Insights
Tick Data Alternatives for Independent Quants
Alphanume Team · June 6, 2026
Tick Data Alternatives for Independent Quants
Deep historical intraday data is invaluable and was built for institutions. Here are the flat-rate developer APIs that opened it up.
What Tick Data Does Well
Tick Data has supplied historical intraday data to institutional quants for decades, covering global equities, futures, forex, options, and indices, with history that often reaches further back than newer providers. Now part of FactSet, it delivers deep, cleaned intraday history in flat files that integrate with most backtesting frameworks. For long-horizon intraday research, the historical depth is a real asset.
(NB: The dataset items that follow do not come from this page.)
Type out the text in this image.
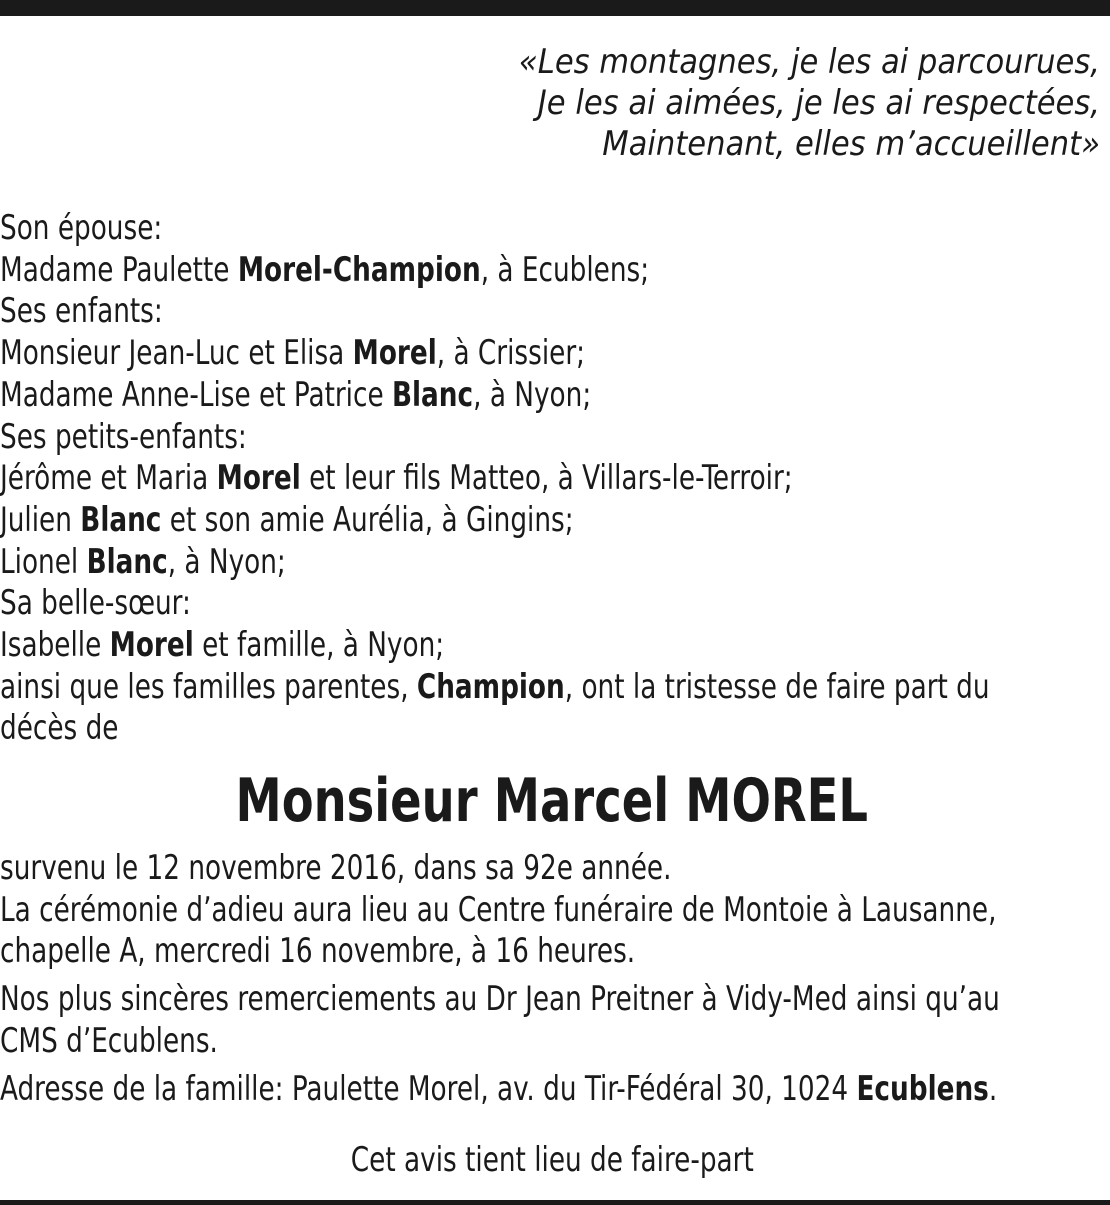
«Les montagnes, je les ai parcourues,
Je les ai aimées, je les ai respectées,
Maintenant, elles m’accueillent»
Son épouse:
Madame Paulette Morel-Champion, à Ecublens;
Ses enfants:
Monsieur Jean-Luc et Elisa Morel, à Crissier;
Madame Anne-Lise et Patrice Blanc, à Nyon;
Ses petits-enfants:
Jérôme et Maria Morel et leur fils Matteo, à Villars-le-Terroir;
Julien Blanc et son amie Aurélia, à Gingins;
Lionel Blanc, à Nyon;
Sa belle-sœur:
Isabelle Morel et famille, à Nyon;
ainsi que les familles parentes, Champion, ont la tristesse de faire part du
décès de
Monsieur Marcel MOREL
survenu le 12 novembre 2016, dans sa 92e année.
La cérémonie d’adieu aura lieu au Centre funéraire de Montoie à Lausanne,
chapelle A, mercredi 16 novembre, à 16 heures.
Nos plus sincères remerciements au Dr Jean Preitner à Vidy-Med ainsi qu’au
CMS d’Ecublens.
Adresse de la famille: Paulette Morel, av. du Tir-Fédéral 30, 1024 Ecublens.
Cet avis tient lieu de faire-part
The product is oriented toward institutional research budgets and file-based delivery. That depth and cleanliness come with enterprise pricing and access, which is the friction for an independent quant who needs intraday data without an institutional contract.
Why Independent Quants Look for Alternatives
The first reason is access and cost. Institutional intraday data is priced for institutions, and being part of a larger enterprise stack can push access toward enterprise commitments. The second reason is delivery: flat-file purchases suit some workflows and not on-demand, cloud-based ones.
The third reason is that, for many strategies, the extreme historical depth is more than the work requires. A researcher running intraday strategies over the past decade may not need data reaching back to the 1980s, and a flat-rate developer API can cover the relevant window affordably.
A concrete example: Tick Data's multi-decade history is ideal for studying long-horizon intraday regularities. A quant backtesting a strategy over recent years often needs less depth and more flexibility, which a modern API delivers at a fraction of the cost.
The Alternatives
Databento offers institutional-grade intraday and tick data through a modern API with usage-based pricing, and our Databento alternatives guide compares it with its peers. Polygon.io (Massive) provides flat-rate intraday and tick data for US equities, covered against its peers in our Polygon (Massive) alternatives guide.
For the wider landscape sorted by use case, our roundup of the best market data APIs for algorithmic trading is the practical starting point.
Comparison Table
Provider | History Depth | Delivery | Pricing | Best For |
Tick Data | Multi-decade | Flat files | Enterprise | Long-horizon intraday |
Databento | Since 2018+ | Modern API | Usage-based | Tick-level research |
Polygon (Massive) | 10+ years (US) | API | Flat-rate | US intraday on a budget |
Where Tick Data Still Wins
When you genuinely need multi-decade intraday history across global asset classes, Tick Data's depth is hard to match, and for long-horizon studies that reach back further than newer providers cover, it remains a primary source. Researchers whose questions require that depth get real value that a younger API cannot yet provide.
The boundary is whether your work needs that depth at all. Many strategies operate over recent history, where a flat-rate or usage-based API delivers what is required more flexibly and far more cheaply. Match the provider to how far back your edge actually lives.
The Layer Intraday Data Does Not Carry
Deep intraday prices are a foundation, and they do not encode the structured research context a systematic strategy often needs, such as a point-in-time universe and dated corporate events. Even perfect tick data can sit beneath a structurally invalid backtest if universe and event context are wrong.
Alphanume's historical market cap dataset supplies point-in-time size, and the dilution events feed adds dated financing events. These layer on top of any intraday source, complementing it with the universe and event context that price data alone does not provide.
How to Choose
Choose Tick Data when your research genuinely requires multi-decade intraday depth across asset classes and the budget supports it. Choose a modern API, usage-based or flat-rate, when you need recent intraday history with flexible, affordable access. Then add a point-in-time research layer, because intraday depth and research structure are separate requirements.